Parmi ces hadiths
sahihs traitant de la lapidation, deux sont particulièrement
instructifs. Le premier parce qu’il montre la filiation entre la loi
mosaïque et celle de l’islam. Il date de peu après l’hégire, à
l’époque où Mahomet, fuyant la Mecque pour Yathrib (devenu par la
suite Médine), s’y était installé depuis peu, et s’était vu
proposer par les tribus juives qui peuplaient essentiellement l’oasis
de servir d’arbitre dans leurs différends :
« Abdullah
bin’Umar rapporte qu’un juif et une juive ont été amenés
devant le messager d’Allah pour avoir commis l’adultère. Le
messager d’Allah vint voir les juifs et leur dit : « Que
trouve-t-on dans la Torah pour celui qui commet l’adultère ? ».

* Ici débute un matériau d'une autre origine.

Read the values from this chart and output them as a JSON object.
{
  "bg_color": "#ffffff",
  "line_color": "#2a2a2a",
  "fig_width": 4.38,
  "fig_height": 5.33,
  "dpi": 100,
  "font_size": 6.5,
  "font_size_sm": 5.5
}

Ils dirent : « On noircit leur visages et on les fait monter
ensemble sur un âne avec leurs visages tournés dans des directions
opposées, et ensuite on les promène dans la ville. ». Il dit
: « Amenez la Torah pour vérifier si vous avez raison. ».

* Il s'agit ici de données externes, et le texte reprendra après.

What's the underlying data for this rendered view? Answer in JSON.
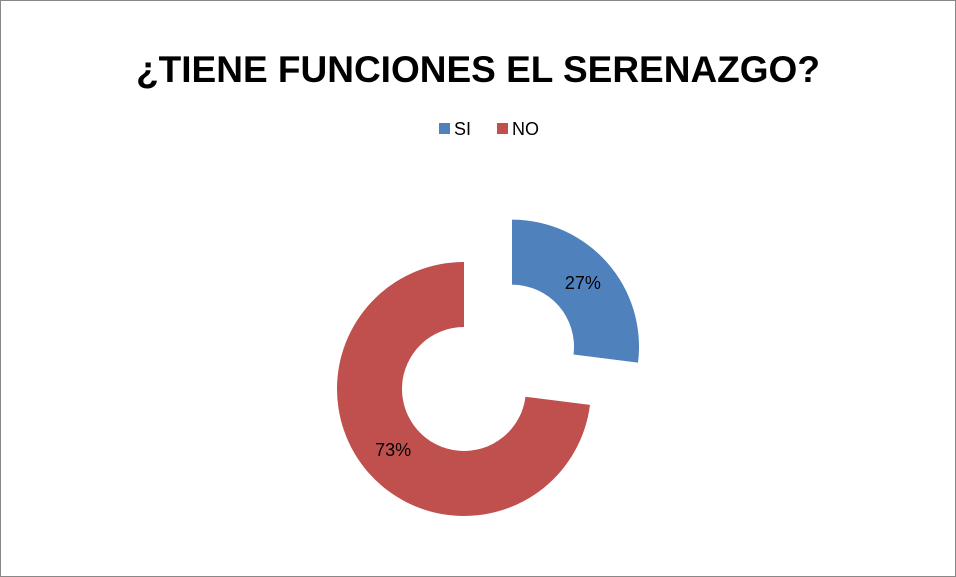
{
  "chart_data": {
    "type": "donut",
    "title": "¿TIENE FUNCIONES EL SERENAZGO?",
    "categories": [
      "SI",
      "NO"
    ],
    "values": [
      27,
      73
    ],
    "value_labels": [
      "27%",
      "73%"
    ],
    "colors": [
      "#4f81bd",
      "#c0504d"
    ],
    "legend": "top"
  }
}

Ils l’ont amenée et l’ont récitée jusqu’au verset qui
concerne la lapidation ; la personne qui lisait a mis sa main sur ce
verset et a lu ce qui n’était pas masqué par sa main. Abdullah b.
Salim qui était avec le messager d’Allah dit : « Ordonne-lui
d’enlever sa main. ». Il l’enleva et il y avait à la place
le verset relatif à la lapidation. Alors l’envoyé d’Allah
prononça son jugement et ordonna que les deux personnes soient
lapidées à mort. Abdullah b. ’Umar dit : « J’étais un de
ceux qui les ont lapidés et j’ai vu l’homme protéger la femme
avec son corps. » (Muslim, Livre 17, no.4211 ; mentionné aussi
notamment par Abu Dawud)
Comme on peut donc
le voir, et si on en croit ce hadith, les juifs du Hejaz
contemporains de Mahomet étaient déjà à l’époque pour le moins
réticents à appliquer la lapidation, malgré sa mention dans la
Torah, préférant la remplacer par une peine humiliante, mais ni
douloureuse ni mortelle. C’est Mahomet qui l’a restaurée. Et
restaurée pour l’éternité, puisque le Coran interdit tout
changement dans la loi d’Allah sans limite de temps. D’où son
application encore actuellement. Le deuxième hadith sur le sujet
présentant un intérêt particulier ne met pas en scène de cas
précis de lapidation ordonné par Mahomet (contrairement à la
majorité de ces petits textes), mais traite de la mention de cette
peine dans le Coran :
« ‘Abdullah
b. ‘Abbas a rapporté que ’Umar b.
Khattab s’est assis à la chaire du messager d’Allah (paix soit
sur lui) et a dit : « En vérité, Allah a envoyé Mahomet
(paix soit sur lui) avec la vérité et lui a envoyé le Livre, et le
verset de la lapidation était inclus dans ce qui lui a été révélé.
Nous l’avons récité, mémorisé et compris. Le messager d’Allah
(paix soit sur lui) a prononcé des peines de lapidation à mort
(pour les adultères mariés), et après lui nous avons nous aussi
ordonné des lapidations, et je crains qu’avec le temps les gens ne
(l’oublient et) puissent dire : « Nous ne trouvons pas
trace de la punition par lapidation dans le livre d’Allah, et
s’égarent en abandonnant ce devoir prescrit par Allah. La
lapidation est un devoir envoyé par le livre d’Allah pour les
hommes et les femmes mariés qui ont commis l’adultère si la
preuve est établie, ou s’il y a grossesse, ou aveu. » (Muslim,
Livre 17, no.4194)
Il y aurait donc eu, selon la sunna, un
« verset de la lapidation » dans le Coran, mais il en
aurait été retiré par la suite (pour l’anecdote, une tradition non
étayée par des hadiths, rapporte que le feuillet correspondant
aurait été mangé par une chèvre, à l’époque ou la révélation
n’était consignée qu’en un exemplaire sur des feuilles de palmier
éparses !). Les docteurs de la loi y voient généralement un cas
particulier d’abrogation : seule la récitation en serait
abrogée, l’application étant, elle, de rigueur.